Busyhead: Anxiety as a symptom of grief

My head is full of bees. Thoughts hum constantly and without direction.

Grief has been the strangest animal for me. Perhaps, in part, because what I am experiencing is a sort of “grief from a distance,” which has a character neither easier nor harder than any other grief, simply different. I lost both my parents after several years of living apart from them and seeing them only once or twice a year. I lost my much-loved sister-in-law who lived in the same general area as my parents, so was also not regularly in her presence.

My Big Dog, he was a daily, all-day presence and utterly dependent on me. With his ashes on my dresser, he remains a daily, all-day presence. I still feel his silken ear on my lap every day.

I am still processing all these losses but I think, some days, I’m getting a handle on my grief. I may think, “Oh, I don’t think of Momma as much anymore, perhaps I’m healing” or “I cry less when I see pictures of Big Dog or notices his ashes.”
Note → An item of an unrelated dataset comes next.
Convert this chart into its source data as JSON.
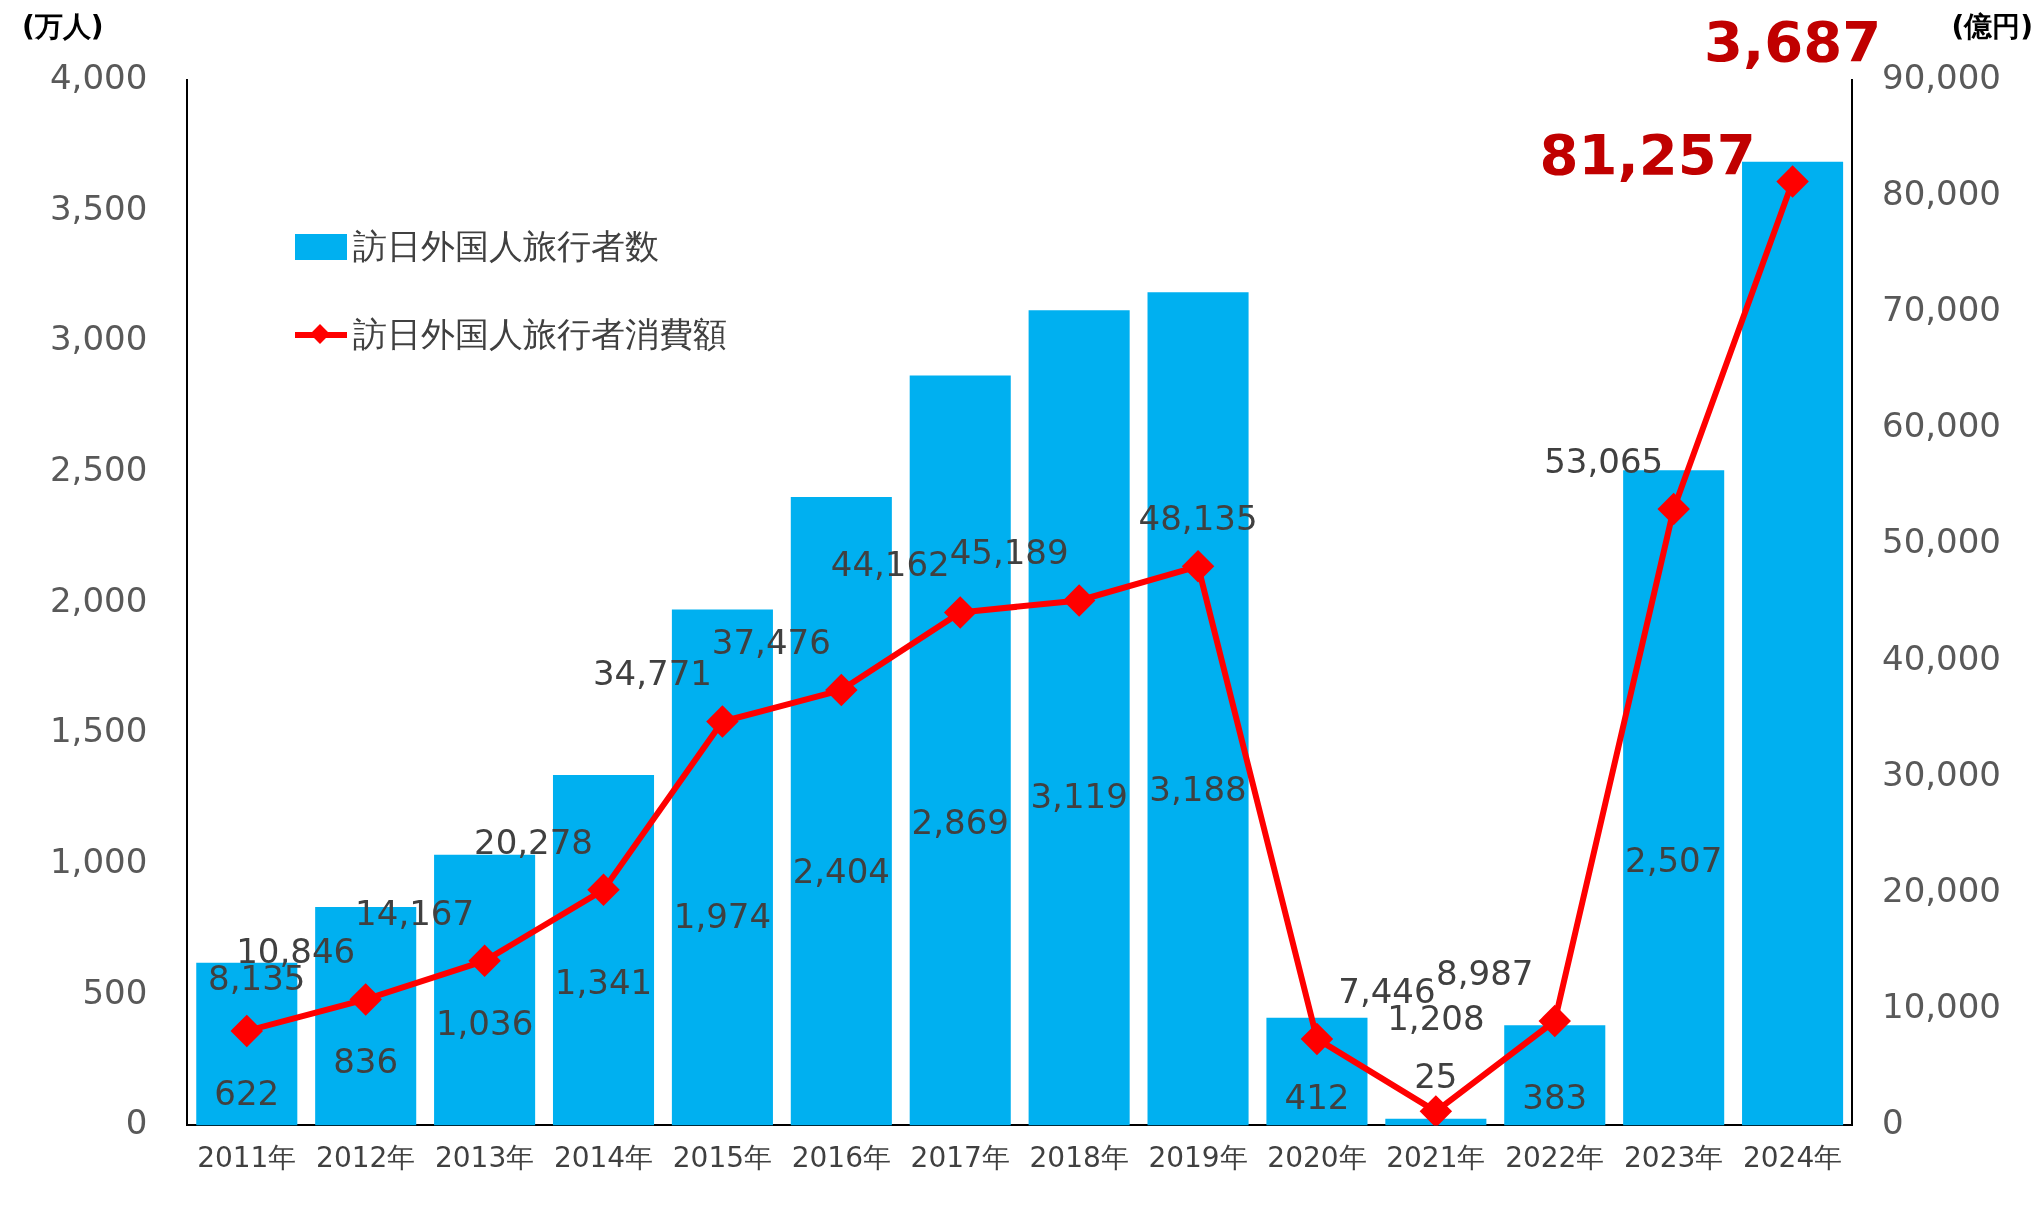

Then suddenly a day comes when I’m having panic attacks and feeling indescribably lonely and lost and I can’t understand why. I look at my life and it is all well and good. I am healthy and loved and fed and clothed. I lack for nothing really. But something gnaws at me until I can barely breathe and I look for comfort and peace in every corner of my world and fail to find it.

And one morning as I am sifting through the confusion and anxiety I stumble on the answer—I am still grieving.

And in this grief, I have a new enemy—Isolation. No one can grieve with me. Grief, like death, is a lonesome event. It does little good to have someone say, “Yes, I feel that way, too.”

And in this isolation, I find only more panic. Panic itself is isolating and a sort of cycle of terror sets in that can’t be interrupted by simple measures.

I have taken up bicycling.

I focus on training the new dog.

I listen to music as if it is a hard drug to which I am heavily addicted.

I stay away from television as much as possible as it seems to increase my anxiety.

I clean a lot. (Yay! Says the husband)

I have said goodbye too many times over the last several years.

I’ll do it again before I get to heal because, well, you never really heal. I know it can’t be helped. It’s part of getting older. I will still rail against it.

I disappear into my head with the bees. I don’t know if the bees will ever leave.

Last Updated on December 29, 2022 by Lee Ellis

Lee Ellis

I'm a writer, Texan by transplantation, Progressive, Agnostic

3 thoughts on “Busyhead: Anxiety as a symptom of grief

  1. Grief is more complex than books or movies make it seem…I expected a well of sadness, a hallowness of loss. What I got was a torment of guilt, all the things I should have done and could now never do…
    However you experience grief, it’s not an easy thing to move on from.
    Wishing you some smiles 🙂

    1. So true. Books and movies would have us wake up one day and smile and say, “well, I have the lovely memories” (a phrase thrown at the grieving constantly) and just let it all go. I’m sure some can actually do that. I can’t. As yet. Ever?